EU countries ponder massive increase in arts spending
10.01.12 @ 09:44
BRUSSELS - The European Commission's plan to launch the world's largest ever cultural funding programme is to be tested in coming weeks as EU states ponder if they want arts spending to go up 37 percent in the next EU budget.
The 'Creative Europe' proposal, published in late November, would see €1.8 billion from the EU budget allocated for visual and performing arts, film, music, literature and architecture in the 2014-2020 cycle. Brussels estimates that up to 300,000 artists would receive funding if EU countries approve the scheme.
The proposed increase comes at a time when governments across the EU are cutting national arts budgets in a bid to reduce deficits.

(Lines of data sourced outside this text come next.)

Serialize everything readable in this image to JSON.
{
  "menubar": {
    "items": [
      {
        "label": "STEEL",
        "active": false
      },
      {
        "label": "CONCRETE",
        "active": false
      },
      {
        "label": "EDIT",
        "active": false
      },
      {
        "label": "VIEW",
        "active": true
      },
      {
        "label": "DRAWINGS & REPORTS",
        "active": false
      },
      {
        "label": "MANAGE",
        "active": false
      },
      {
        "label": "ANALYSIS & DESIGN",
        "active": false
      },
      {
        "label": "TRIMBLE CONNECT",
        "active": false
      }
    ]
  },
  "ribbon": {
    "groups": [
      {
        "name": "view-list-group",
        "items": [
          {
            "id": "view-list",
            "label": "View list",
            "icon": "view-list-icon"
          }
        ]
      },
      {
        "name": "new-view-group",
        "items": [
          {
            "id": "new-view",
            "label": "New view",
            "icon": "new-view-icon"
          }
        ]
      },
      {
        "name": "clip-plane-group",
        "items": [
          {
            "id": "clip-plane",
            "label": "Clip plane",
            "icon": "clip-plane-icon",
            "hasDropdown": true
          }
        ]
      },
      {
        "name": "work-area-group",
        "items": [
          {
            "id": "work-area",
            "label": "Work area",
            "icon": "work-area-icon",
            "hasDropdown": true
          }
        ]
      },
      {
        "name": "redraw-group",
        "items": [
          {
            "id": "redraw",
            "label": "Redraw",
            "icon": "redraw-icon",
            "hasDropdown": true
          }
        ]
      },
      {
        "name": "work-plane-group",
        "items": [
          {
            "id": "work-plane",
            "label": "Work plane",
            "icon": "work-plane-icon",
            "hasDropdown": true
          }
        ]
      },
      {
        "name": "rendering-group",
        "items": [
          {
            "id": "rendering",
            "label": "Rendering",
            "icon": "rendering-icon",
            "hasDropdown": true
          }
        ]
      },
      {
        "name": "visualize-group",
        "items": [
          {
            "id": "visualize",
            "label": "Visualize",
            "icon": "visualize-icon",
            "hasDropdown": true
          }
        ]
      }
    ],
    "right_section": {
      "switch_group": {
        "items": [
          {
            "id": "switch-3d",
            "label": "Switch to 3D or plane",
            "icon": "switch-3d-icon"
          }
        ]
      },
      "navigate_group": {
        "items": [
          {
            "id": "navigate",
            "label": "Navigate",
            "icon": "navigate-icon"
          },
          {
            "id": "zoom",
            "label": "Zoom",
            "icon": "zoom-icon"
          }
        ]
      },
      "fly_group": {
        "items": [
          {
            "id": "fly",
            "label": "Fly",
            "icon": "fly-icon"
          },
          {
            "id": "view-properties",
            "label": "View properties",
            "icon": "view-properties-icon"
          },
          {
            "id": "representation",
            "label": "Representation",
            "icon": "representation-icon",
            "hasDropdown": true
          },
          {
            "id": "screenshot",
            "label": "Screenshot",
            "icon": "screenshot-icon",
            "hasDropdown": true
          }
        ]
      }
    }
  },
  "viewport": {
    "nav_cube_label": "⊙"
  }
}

The size of the increase may also prove controversial at a time when EU governments are divided on whether to agree to any real rise in the EU budget.
In an explanatory paper sent to government ministers and MEPs, the commission pointed to economic research showing that the cultural and creative sector contributes 4.5 percent to the EU economy and employs 3.8 percent of Europe's workforce.
The proposal received a mixed response from cultural commentators who welcomed the promise of additional funding but said the focus should not be purely on its economic payback.
Dexter Dalwood, a nominee for the Turner Prize in 2010, told The Art Newspaper: "If the goal is to create social cohesion, isn't it going to favour obvious visible targets like classical music, the performing arts and public art?"
He doubted whether the funding structure would see money "trickle down to the most needy creative people."
The commission detailed plans to provide funding of €910 million from 2014 onward for the film industry.
Elsewhere, the European Capitals of Culture programme is to get €490 million, with Guimaraes in Portugal and Maribor in Slovenia to be capitals of culture for 2012.
The EU paper also looks at ways to overhaul funding for the cultural business sector.
In a move to shift funding away from conventional government grants towards private investment and loans, it outlines plans to ease access to financial backing for small businesses.
Noting that "cultural sector SMEs [small-and-medium-sized enterprises] have an estimated €2.8 billion to €4.8 billion shortfall" in funding, the commission called for a new financial guarantee facility enabling them to access up to €1 billion in bank loans.
The Creative Europe proposal will be scrutinised by national governments and the European Parliament as part of overall deal-making on the next EU budget.
Meanwhile, Culture Action Europe, the pan-EU lobby group on arts spending, has said its 'We Are More' campaign - which calls for more EU culture spending - has collected 22,000 signatures.
The group hopes to reach 100,000 when it presents its campaign manifesto to EU culture ministers in May.